The Fatherland Group regrets that the Supreme Court did not take the opportunity presented by this case to nullify the fanciful distinction between “Unlawful Exclusion of Electoral Results” and a complaint made, which is anchored on the “Failure of Elections to take place in a given Polling Unit”. This was an opportunity to make it mandatory for any party who seeks to assert exclusion of votes in a case where INEC has not expressly confirmed that elections were conducted by it in polling units, to first establish that elections took place. The criticism directed at INEC in the judgment that it failed to produce the genuine results for polling units in which it had not confirmed that elections took place appears to us to be misplaced.

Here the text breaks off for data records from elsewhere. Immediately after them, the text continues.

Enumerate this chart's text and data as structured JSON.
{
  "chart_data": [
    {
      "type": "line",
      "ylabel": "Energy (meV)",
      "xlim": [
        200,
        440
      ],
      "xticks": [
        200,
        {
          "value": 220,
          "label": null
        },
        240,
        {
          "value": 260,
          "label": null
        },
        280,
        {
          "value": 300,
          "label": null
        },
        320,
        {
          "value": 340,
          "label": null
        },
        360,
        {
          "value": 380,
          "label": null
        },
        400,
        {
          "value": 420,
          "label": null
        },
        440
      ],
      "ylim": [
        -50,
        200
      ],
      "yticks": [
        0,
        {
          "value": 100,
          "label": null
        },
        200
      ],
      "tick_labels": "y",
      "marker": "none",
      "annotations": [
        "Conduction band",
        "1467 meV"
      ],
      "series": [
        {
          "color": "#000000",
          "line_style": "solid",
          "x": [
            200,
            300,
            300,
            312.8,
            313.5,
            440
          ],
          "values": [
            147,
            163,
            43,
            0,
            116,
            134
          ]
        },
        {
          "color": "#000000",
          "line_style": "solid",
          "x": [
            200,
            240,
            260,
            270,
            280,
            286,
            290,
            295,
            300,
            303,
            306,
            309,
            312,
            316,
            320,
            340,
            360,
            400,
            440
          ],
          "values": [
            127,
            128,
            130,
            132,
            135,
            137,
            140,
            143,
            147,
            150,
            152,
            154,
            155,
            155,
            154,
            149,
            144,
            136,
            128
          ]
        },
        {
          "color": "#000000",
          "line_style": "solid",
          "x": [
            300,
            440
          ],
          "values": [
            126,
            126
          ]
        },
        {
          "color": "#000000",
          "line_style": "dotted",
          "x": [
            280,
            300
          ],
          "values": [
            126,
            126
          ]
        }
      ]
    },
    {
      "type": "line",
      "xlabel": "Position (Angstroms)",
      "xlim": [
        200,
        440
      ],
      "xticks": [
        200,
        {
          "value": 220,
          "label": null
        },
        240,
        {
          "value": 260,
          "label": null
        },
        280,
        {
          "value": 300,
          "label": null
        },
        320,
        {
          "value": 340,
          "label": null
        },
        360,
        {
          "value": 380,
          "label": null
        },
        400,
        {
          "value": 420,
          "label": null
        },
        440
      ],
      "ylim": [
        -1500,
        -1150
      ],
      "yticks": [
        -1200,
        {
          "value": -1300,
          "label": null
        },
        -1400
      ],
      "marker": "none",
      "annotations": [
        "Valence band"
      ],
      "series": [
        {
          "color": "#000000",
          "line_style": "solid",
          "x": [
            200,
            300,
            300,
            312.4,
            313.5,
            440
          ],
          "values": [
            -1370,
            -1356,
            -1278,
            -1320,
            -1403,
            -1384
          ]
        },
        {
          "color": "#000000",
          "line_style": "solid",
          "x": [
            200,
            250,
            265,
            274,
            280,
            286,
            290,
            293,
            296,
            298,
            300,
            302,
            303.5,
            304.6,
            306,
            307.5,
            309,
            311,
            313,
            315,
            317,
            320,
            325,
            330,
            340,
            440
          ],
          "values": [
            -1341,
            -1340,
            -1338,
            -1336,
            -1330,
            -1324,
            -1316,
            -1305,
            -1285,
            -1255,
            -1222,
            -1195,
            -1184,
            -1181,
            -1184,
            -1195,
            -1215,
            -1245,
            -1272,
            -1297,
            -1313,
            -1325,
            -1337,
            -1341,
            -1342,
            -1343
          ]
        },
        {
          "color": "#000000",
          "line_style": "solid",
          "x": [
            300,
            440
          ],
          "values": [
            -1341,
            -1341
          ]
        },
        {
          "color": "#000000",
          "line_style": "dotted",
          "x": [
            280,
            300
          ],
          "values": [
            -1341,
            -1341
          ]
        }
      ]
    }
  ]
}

The court would have better served the public interest by recognising that the presumption of regularity which operates to make the mere presentation of the Form EC8A by a party to be proof that elections occurred (where the same is not admitted by INEC) is clearly avoiding the realities of the present state of elections in the country which are marred with violence, ballot box snatching, abduction of electoral/returning officers as a result of unhealthy competition between contestants. This presumption also overlooks the practice of contestants forging certificates so as to appear qualified to contest certain positions. In the circumstances where it was not common ground that elections took place in those polling units, the Fatherland Group would have expected the court to have taken more cognisance of the non-admission by INEC, as the body with constitutional responsibility for the conduct of elections, of elections having taken place in the 388 polling units so as not to legitimise what appears to have been a serious irregularity.
It is a widely accepted axiom of law that justice must not only be done but must be seen to be done. This is especially critical in electoral disputes where the interests of all citizens are potentially affected by the outcomes and by legal precedents being set. It is therefore of concern to the Fatherland Group that the written reasons of the Supreme Court, as delivered by Kudirat Motonmori Olatokunbo Kekere-Ekun JSC but unanimously adopted by the whole court, failed to set out all material facts to enable the public to see that the court took all relevant considerations into account and to follow the court’s reasoning. In particular we note that the judgment omitted to set out, or to otherwise address, the votes, if any, obtained in the same 388 polling units by the candidates who were placed in second and third position in the results originally declared by INEC. Had such been set out or addressed, it might have helped members of the public to be satisfied that the petitioner, who had been placed in fourth position on the results originally declared by INEC, had indeed scored the highest overall number of votes in the elections.
Finally, it is a matter of wider concern to the Fatherland Group that due to failings in the electoral process, in the practice of democracy in Nigeria, the outcome of elections is increasingly being determined less by an arithmetical count of votes actually cast by the people, as it should, and more by the practice and procedure of courts of law and the view of cases taken by a small body of judges. This concern that lawyers and judges are usurping the voice of the electorate can be traced back to the outcome of the 1979 Presidential elections and the litigation which ensued between Obafemi Awolowo and Shehu Shagari. We are concerned that such electoral disputes have become the norm rather than the exception and so the Fatherland Group calls for a comprehensive review of the electoral system to return the choice of political leaders to the judgment of the people.